Templo de San Francisco el Grande, eucaristía de domingo, a mediodía. El sacerdote reparte la comunión con ayuda de un laico -bueno, de una laica-.

A medida que se aproximan ambas filas se produce un estratégico corrimiento del personal comulgante hacia la hilera del presbítero, mientras la susodicha laica se nos queda sin clientes. En vano intenta el mosén repartir juego. Nadie quiere recibir al Santísimo de manos de la señora, que, estoy seguro, es una santa.

Percibirán esos sutiles movimientos en muchas parroquias. Y no se trata de machismo. De hecho, son las mujeres las que se dirigen hacia el oficiante con más terquedad. Ocurriría lo mismo si se tratara de un varón. Sencillamente, hay que hacer un acto de fe para creer que quien toma las formas en sus manos y al mismísimo Creador está suficientemente preparado, con las dispensas necesarias -creo que conlleva incluso un cursillo- y por necesidad. En plata: me sorprende que en un monasterio no haya más sacerdotes disponibles para ayudar al compañero oficiante.

Pero es lo que se vive en algunas parroquias.    

Recibo esta 'revelación' privada por supuesto, pero con cierto sentido. Servidor no comulga en la mano porque se corre el riesgo próximo de que las tenga sudadas. Y tampoco repartiría la comunión, por la sencilla razón de que no me siento digno. Pero eso es lo que pienso yo y nadie tiene por qué acompañarme en la aventura: cosas mías. La Iglesia ha dictaminado que es el fiel quien decide si toma la comunión en la boca o en la mano y cuando yo pienso 'A' y la Iglesia 'B' soy yo quien debe quebrar mi voluntad, no a la Iglesia.

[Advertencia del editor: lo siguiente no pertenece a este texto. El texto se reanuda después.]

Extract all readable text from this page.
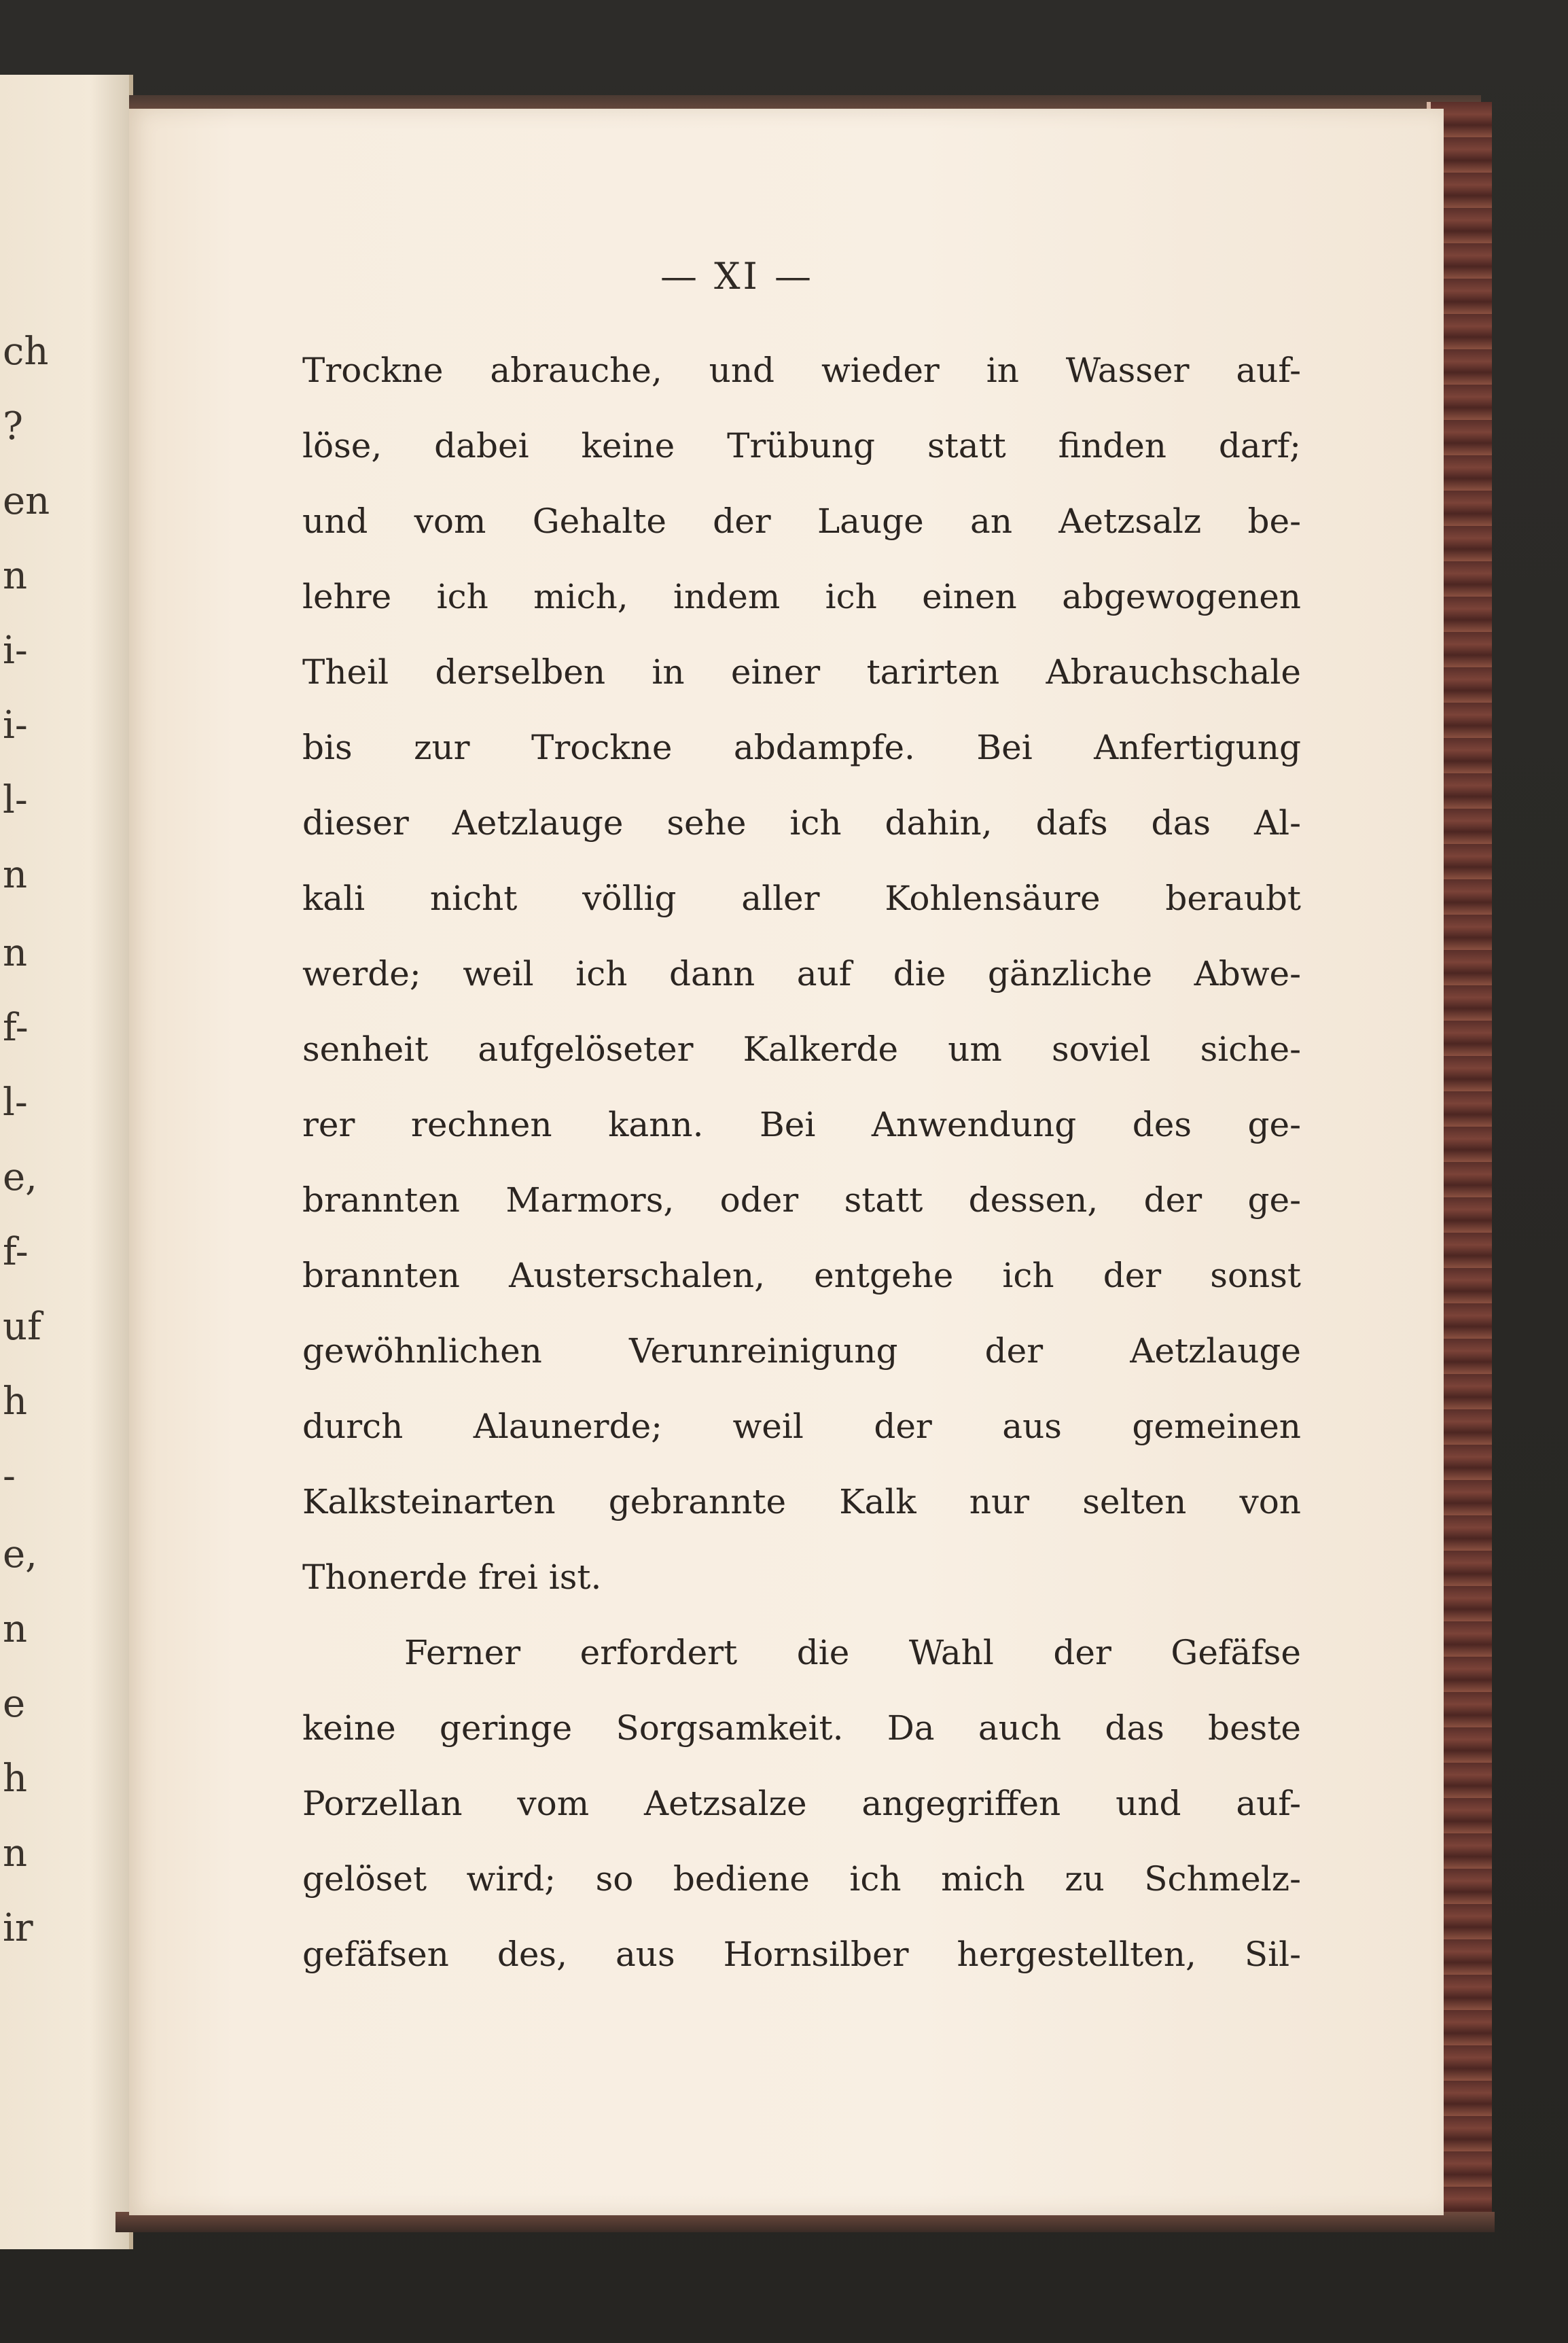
ch
?
en
n
i-
i-
l-
n
n
f-
l-
e,
f-
uf
h
-
e,
n
e
h
n
ir
— XI —
Trockne abrauche, und wieder in Wasser auf-
löse, dabei keine Trübung statt finden darf;
und vom Gehalte der Lauge an Aetzsalz be-
lehre ich mich, indem ich einen abgewogenen
Theil derselben in einer tarirten Abrauchschale
bis zur Trockne abdampfe. Bei Anfertigung
dieser Aetzlauge sehe ich dahin, dafs das Al-
kali nicht völlig aller Kohlensäure beraubt
werde; weil ich dann auf die gänzliche Abwe-
senheit aufgelöseter Kalkerde um soviel siche-
rer rechnen kann. Bei Anwendung des ge-
brannten Marmors, oder statt dessen, der ge-
brannten Austerschalen, entgehe ich der sonst
gewöhnlichen Verunreinigung der Aetzlauge
durch Alaunerde; weil der aus gemeinen
Kalksteinarten gebrannte Kalk nur selten von
Thonerde frei ist.
Ferner erfordert die Wahl der Gefäfse
keine geringe Sorgsamkeit. Da auch das beste
Porzellan vom Aetzsalze angegriffen und auf-
gelöset wird; so bediene ich mich zu Schmelz-
gefäfsen des, aus Hornsilber hergestellten, Sil-
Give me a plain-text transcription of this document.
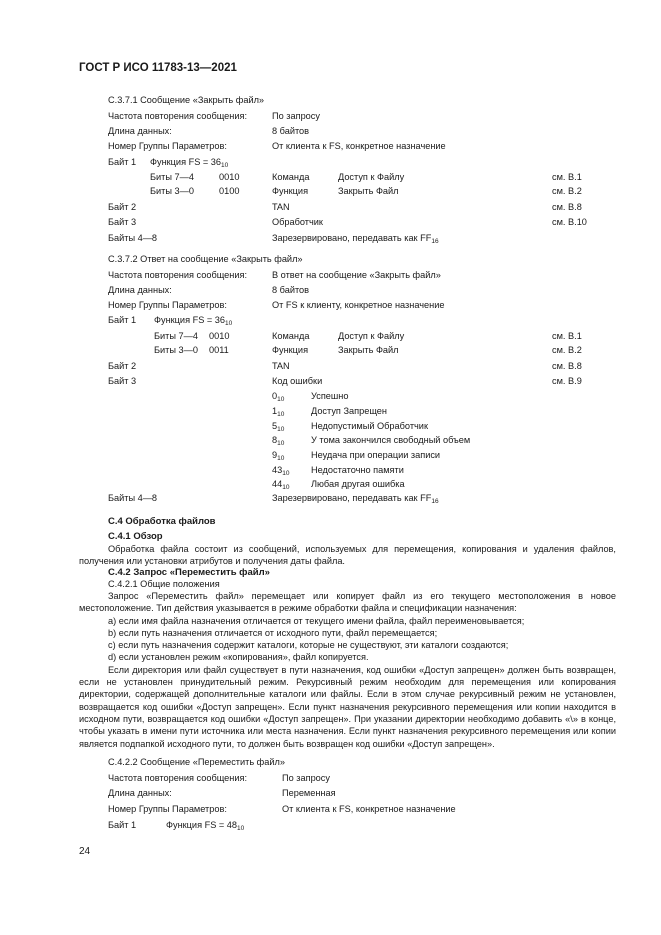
ГОСТ Р ИСО 11783-13—2021
С.3.7.1 Сообщение «Закрыть файл»
Частота повторения сообщения:	По запросу
Длина данных:	8 байтов
Номер Группы Параметров:	От клиента к FS, конкретное назначение
Байт 1 Функция FS = $36_{10}$
Биты 7—4	0010	Команда	Доступ к Файлу	см. В.1
Биты 3—0	0100	Функция	Закрыть Файл	см. В.2
Байт 2	TAN	см. В.8
Байт 3	Обработчик	см. В.10
Байты 4—8	Зарезервировано, передавать как $FF_{16}$
С.3.7.2 Ответ на сообщение «Закрыть файл»
Частота повторения сообщения:	В ответ на сообщение «Закрыть файл»
Длина данных:	8 байтов
Номер Группы Параметров:	От FS к клиенту, конкретное назначение
Байт 1 Функция FS = $36_{10}$
Биты 7—4 0010	Команда	Доступ к Файлу	см. В.1
Биты 3—0 0011	Функция	Закрыть Файл	см. В.2
Байт 2	TAN	см. В.8
Байт 3	Код ошибки	см. В.9
$0_{10}$	Успешно
$1_{10}$	Доступ Запрещен
$5_{10}$	Недопустимый Обработчик
$8_{10}$	У тома закончился свободный объем
$9_{10}$	Неудача при операции записи
$43_{10}$ Недостаточно памяти
$44_{10}$ Любая другая ошибка
Байты 4—8	Зарезервировано, передавать как $FF_{16}$
С.4 Обработка файлов
С.4.1 Обзор
Обработка файла состоит из сообщений, используемых для перемещения, копирования и удаления файлов, получения или установки атрибутов и получения даты файла.
С.4.2 Запрос «Переместить файл»
С.4.2.1 Общие положения

Запрос «Переместить файл» перемещает или копирует файл из его текущего местоположения в новое местоположение. Тип действия указывается в режиме обработки файла и спецификации назначения:

а) если имя файла назначения отличается от текущего имени файла, файл переименовывается;

b) если путь назначения отличается от исходного пути, файл перемещается;

c) если путь назначения содержит каталоги, которые не существуют, эти каталоги создаются;

d) если установлен режим «копирования», файл копируется.

Если директория или файл существует в пути назначения, код ошибки «Доступ запрещен» должен быть возвращен, если не установлен принудительный режим. Рекурсивный режим необходим для перемещения или копирования директории, содержащей дополнительные каталоги или файлы. Если в этом случае рекурсивный режим не установлен, возвращается код ошибки «Доступ запрещен». Если пункт назначения рекурсивного перемещения или копии находится в исходном пути, возвращается код ошибки «Доступ запрещен». При указании директории необходимо добавить «\» в конце, чтобы указать в имени пути источника или места назначения. Если пункт назначения рекурсивного перемещения или копии является подпапкой исходного пути, то должен быть возвращен код ошибки «Доступ запрещен».

С.4.2.2 Сообщение «Переместить файл»
Частота повторения сообщения:	По запросу
Длина данных:	Переменная
Номер Группы Параметров:	От клиента к FS, конкретное назначение
Байт 1	Функция FS = $48_{10}$
24
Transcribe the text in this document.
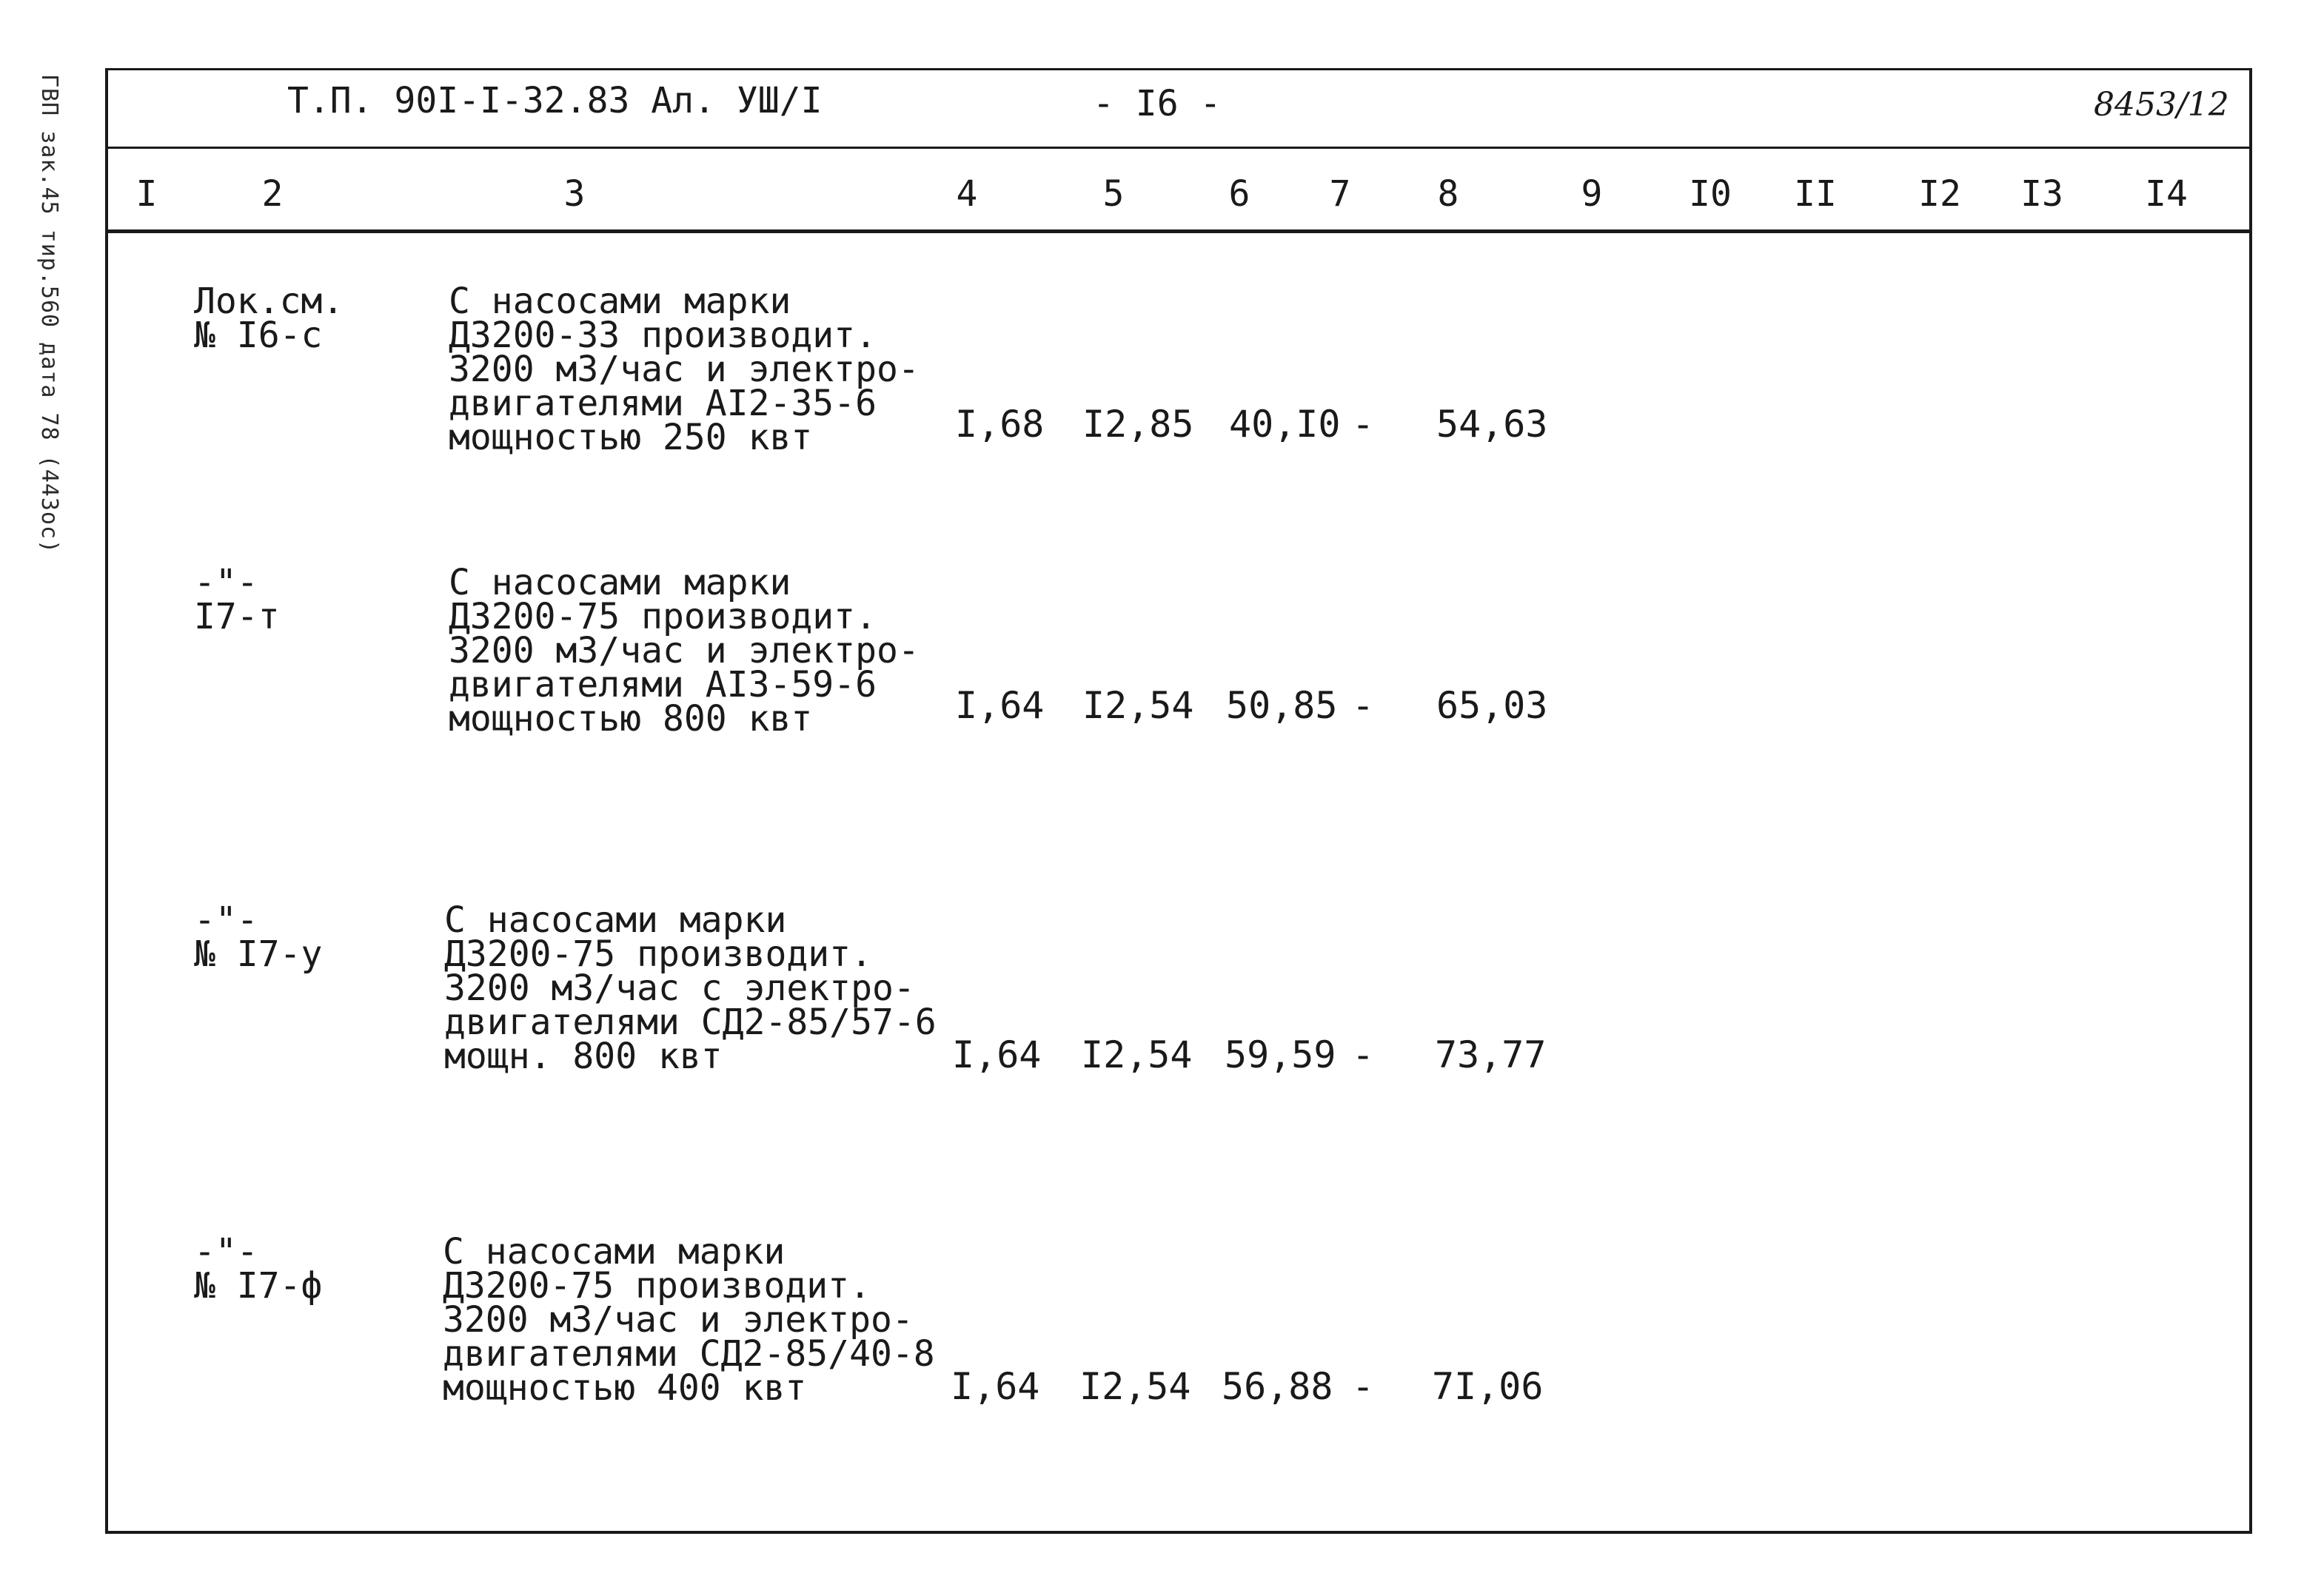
ГВП зак.45 тир.560 дата 78 (443ос)	Т.П. 90I-I-32.83 Ал. УШ/I	- I6 -	8453/12
I	2	3	4	5	6 7 8	9 I0 II I2 I3 I4
Лок.см.
№ I6-с
С насосами марки
Д3200-33 производит.
3200 м3/час и электро-
двигателями АI2-35-6
мощностью 250 квт	I,68 I2,85 40,I0 - 54,63
-"-
I7-т
С насосами марки
Д3200-75 производит.
3200 м3/час и электро-
двигателями АI3-59-6
мощностью 800 квт	I,64 I2,54 50,85 - 65,03
-"-
№ I7-у
С насосами марки
Д3200-75 производит.
3200 м3/час с электро-
двигателями СД2-85/57-6
мощн. 800 квт	I,64 I2,54 59,59 - 73,77
-"-
№ I7-ф
С насосами марки
Д3200-75 производит.
3200 м3/час и электро-
двигателями СД2-85/40-8
мощностью 400 квт	I,64 I2,54 56,88 - 7I,06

Simplemente apunto lo siguiente: la comunión en la mano es peligrosa por el aumento de las profanaciones en tiempos de cristofobia. En otras palabras, satánicos y chiflados, supongo que mitad por mitad, se acercan a comulgar y en lugar de ingerir la forma ante el oficiante la introducen en el bolsillo y se la llevan a su casa. La conclusión es obvia.